You can use the Carbon library, which is an API extension for DateTime.

You can:

function calculate_age($date) {
    $date = new \Carbon\Carbon($date);
    return (int) $date->diffInYears();
}

or:

$age = (new \Carbon\Carbon($date))->age;

I use the following method to calculate age:

$oDateNow = new DateTime();
$oDateBirth = new DateTime($sDateBirth);

// New interval
$oDateIntervall = $oDateNow->diff($oDateBirth);

// Output
echo $oDateIntervall->y;

I did it like this.

$geboortedatum = 1980-01-30 00:00:00;
echo leeftijd($geboortedatum) 

function leeftijd($geboortedatum) {
    $leeftijd = date('Y')-date('Y', strtotime($geboortedatum));
    if (date('m')<date('m', strtotime($geboortedatum)))
        $leeftijd = $leeftijd-1;
    elseif (date('m')==date('m', strtotime($geboortedatum)))
       if (date('d')<date('d', strtotime($geboortedatum)))
           $leeftijd = $leeftijd-1;
    return $leeftijd;
}

This works fine.

<?php
  //date in mm/dd/yyyy format; or it can be in other formats as well
  $birthDate = "12/17/1983";
  //explode the date to get month, day and year
  $birthDate = explode("/", $birthDate);
  //get age from date or birthdate
  $age = (date("md", date("U", mktime(0, 0, 0, $birthDate[0], $birthDate[1], $birthDate[2]))) > date("md")
    ? ((date("Y") - $birthDate[2]) - 1)
    : (date("Y") - $birthDate[2]));
  echo "Age is:" . $age;
?>

// Age Calculator

function getAge($dob,$condate){ 
            $birthdate = new DateTime(date("Y-m-d",  strtotime(implode('-', array_reverse(explode('/', $dob))))));
            $today= new DateTime(date("Y-m-d",  strtotime(implode('-', array_reverse(explode('/', $condate))))));           
            $age = $birthdate->diff($today)->y;
            return $age;

}

$dob='06/06/1996'; //date of Birth
$condate='07/02/16'; //Certain fix Date of Age 
echo getAge($dob,$condate);

If you don't need great precision, just the number of years, you could consider using the code below ...

 print floor((time() - strtotime("1971-11-20")) / (60*60*24*365));

You only need to put this into a function and replace the date "1971-11-20" with a variable.
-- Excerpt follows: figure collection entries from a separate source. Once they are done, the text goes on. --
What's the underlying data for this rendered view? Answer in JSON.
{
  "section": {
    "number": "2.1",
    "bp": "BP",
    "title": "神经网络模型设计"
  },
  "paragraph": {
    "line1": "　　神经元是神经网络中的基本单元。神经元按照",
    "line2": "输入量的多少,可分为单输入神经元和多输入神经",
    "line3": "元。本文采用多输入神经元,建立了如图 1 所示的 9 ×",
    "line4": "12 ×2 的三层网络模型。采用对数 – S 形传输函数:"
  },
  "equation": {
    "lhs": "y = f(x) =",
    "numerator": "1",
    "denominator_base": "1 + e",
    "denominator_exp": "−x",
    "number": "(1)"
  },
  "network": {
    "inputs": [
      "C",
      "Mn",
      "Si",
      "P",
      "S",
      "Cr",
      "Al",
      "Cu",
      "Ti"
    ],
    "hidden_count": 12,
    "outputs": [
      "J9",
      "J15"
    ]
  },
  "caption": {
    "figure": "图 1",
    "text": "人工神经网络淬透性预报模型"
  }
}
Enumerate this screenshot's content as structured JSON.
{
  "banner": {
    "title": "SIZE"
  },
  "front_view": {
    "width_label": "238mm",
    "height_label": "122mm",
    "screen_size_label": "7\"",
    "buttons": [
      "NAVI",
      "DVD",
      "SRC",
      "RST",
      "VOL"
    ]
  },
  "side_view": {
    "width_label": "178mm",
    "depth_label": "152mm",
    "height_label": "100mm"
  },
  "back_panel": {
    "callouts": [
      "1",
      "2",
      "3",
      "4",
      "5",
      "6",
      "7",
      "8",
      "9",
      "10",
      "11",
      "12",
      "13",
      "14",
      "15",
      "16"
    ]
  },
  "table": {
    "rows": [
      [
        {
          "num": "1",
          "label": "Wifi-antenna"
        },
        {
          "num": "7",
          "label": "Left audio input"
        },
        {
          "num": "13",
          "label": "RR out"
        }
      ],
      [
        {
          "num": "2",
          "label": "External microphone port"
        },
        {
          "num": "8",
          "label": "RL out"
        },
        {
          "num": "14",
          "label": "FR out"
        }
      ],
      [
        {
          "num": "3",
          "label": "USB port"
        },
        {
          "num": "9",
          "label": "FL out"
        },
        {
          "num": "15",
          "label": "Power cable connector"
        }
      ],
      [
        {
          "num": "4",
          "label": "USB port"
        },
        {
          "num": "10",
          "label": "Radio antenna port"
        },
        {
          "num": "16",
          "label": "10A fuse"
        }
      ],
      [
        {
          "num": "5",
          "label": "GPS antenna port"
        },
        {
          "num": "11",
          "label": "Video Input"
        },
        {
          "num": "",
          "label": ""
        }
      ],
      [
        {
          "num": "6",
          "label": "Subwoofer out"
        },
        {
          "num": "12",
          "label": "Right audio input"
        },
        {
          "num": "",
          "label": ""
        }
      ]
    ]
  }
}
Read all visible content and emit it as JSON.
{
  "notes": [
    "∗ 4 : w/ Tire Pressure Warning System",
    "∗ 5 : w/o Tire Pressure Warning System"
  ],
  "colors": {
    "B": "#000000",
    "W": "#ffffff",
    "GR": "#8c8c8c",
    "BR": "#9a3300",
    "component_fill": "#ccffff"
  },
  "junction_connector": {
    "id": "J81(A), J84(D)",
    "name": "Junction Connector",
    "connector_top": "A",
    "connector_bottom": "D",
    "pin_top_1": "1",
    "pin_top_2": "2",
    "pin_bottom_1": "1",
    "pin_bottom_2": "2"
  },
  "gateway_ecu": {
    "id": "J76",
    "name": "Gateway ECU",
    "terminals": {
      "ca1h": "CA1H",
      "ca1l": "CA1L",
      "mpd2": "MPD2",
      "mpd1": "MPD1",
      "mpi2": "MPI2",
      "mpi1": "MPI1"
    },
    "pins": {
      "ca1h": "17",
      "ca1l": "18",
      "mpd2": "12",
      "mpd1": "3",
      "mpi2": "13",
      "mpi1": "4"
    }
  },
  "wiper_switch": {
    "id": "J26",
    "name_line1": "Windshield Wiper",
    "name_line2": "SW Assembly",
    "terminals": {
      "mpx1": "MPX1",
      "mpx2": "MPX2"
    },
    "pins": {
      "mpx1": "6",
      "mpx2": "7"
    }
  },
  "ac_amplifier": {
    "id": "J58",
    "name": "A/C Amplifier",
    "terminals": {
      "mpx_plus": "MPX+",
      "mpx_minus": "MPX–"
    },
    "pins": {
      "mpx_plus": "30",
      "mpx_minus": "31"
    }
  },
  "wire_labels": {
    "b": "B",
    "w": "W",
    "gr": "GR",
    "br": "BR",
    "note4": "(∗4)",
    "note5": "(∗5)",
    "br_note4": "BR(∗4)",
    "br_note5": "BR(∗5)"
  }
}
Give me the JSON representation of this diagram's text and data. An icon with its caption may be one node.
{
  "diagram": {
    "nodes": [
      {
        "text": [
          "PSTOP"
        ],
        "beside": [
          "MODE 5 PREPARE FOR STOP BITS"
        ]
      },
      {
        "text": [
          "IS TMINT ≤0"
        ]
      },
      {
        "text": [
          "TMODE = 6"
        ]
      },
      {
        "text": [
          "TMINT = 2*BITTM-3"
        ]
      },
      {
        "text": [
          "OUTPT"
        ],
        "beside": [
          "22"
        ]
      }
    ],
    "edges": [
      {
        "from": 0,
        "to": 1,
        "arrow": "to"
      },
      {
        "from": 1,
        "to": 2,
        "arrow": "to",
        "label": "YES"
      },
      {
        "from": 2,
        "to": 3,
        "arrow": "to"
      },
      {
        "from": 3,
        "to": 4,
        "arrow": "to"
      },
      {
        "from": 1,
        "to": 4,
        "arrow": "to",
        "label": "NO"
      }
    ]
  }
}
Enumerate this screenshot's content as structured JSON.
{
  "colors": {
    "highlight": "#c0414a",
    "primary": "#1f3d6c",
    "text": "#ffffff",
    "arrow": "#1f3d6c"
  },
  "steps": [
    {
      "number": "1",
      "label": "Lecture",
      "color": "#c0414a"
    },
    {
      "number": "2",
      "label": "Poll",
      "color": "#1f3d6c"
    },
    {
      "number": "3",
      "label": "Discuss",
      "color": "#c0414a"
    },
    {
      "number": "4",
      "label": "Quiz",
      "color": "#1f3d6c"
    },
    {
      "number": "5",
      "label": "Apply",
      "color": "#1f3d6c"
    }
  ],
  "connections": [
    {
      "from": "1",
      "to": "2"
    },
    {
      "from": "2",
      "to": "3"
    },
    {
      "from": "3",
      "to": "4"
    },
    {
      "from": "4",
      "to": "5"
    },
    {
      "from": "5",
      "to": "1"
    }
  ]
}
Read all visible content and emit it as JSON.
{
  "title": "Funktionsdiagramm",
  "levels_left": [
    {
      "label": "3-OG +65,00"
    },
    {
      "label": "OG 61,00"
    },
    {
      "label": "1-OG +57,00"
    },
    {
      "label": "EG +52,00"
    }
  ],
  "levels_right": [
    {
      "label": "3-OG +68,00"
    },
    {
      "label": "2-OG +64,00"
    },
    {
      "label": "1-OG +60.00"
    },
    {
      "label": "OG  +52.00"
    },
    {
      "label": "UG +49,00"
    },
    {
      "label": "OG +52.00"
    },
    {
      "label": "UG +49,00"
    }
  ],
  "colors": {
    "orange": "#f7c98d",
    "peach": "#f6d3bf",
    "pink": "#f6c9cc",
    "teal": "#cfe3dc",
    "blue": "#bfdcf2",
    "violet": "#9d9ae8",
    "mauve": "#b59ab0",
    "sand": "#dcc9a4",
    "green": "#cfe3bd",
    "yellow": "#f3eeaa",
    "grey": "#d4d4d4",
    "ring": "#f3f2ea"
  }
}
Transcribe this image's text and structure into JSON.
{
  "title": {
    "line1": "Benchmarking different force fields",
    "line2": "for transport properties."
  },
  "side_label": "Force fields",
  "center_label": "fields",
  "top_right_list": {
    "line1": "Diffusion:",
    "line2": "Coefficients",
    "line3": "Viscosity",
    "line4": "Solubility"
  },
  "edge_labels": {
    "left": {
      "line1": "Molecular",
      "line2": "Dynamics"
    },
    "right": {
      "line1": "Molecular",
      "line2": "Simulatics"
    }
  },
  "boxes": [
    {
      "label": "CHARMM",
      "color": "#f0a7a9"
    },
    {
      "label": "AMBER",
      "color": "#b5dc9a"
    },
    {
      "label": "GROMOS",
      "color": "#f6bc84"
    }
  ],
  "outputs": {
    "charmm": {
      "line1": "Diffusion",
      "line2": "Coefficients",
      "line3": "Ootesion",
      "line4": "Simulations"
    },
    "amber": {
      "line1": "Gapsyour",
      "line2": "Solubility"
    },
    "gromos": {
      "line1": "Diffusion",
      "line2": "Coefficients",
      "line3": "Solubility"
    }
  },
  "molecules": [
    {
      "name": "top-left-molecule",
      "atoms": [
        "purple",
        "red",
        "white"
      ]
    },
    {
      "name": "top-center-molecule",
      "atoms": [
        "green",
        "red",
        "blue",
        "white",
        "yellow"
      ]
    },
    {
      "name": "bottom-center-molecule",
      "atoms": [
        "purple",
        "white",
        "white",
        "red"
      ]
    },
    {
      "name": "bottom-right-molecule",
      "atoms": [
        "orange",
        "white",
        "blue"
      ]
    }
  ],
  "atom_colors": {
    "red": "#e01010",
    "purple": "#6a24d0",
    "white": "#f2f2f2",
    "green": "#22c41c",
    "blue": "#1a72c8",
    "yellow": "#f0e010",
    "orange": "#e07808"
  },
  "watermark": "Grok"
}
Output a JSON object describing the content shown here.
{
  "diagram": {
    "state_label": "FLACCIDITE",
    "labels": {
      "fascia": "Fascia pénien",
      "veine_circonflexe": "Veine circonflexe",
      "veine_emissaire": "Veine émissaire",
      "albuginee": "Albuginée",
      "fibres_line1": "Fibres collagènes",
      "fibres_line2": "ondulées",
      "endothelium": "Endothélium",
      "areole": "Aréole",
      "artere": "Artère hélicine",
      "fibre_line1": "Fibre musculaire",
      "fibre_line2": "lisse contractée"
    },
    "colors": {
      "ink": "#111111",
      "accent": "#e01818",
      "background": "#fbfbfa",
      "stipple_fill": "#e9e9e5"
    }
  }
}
Please note that precision of the code above is not high because of the leap years, i.e. about every 4 years the days are 366 instead of 365. The expression 60*60*24*365 calculates the number of seconds in one year - you can replace it with 31536000.

Another important thing is that because of the use of UNIX Timestamp it has both the Year 1901 and Year 2038 problem which means the the expression above will not work correctly for dates before year 1901 and after year 2038.

If you can live with the limitations mentioned above that code should work for you.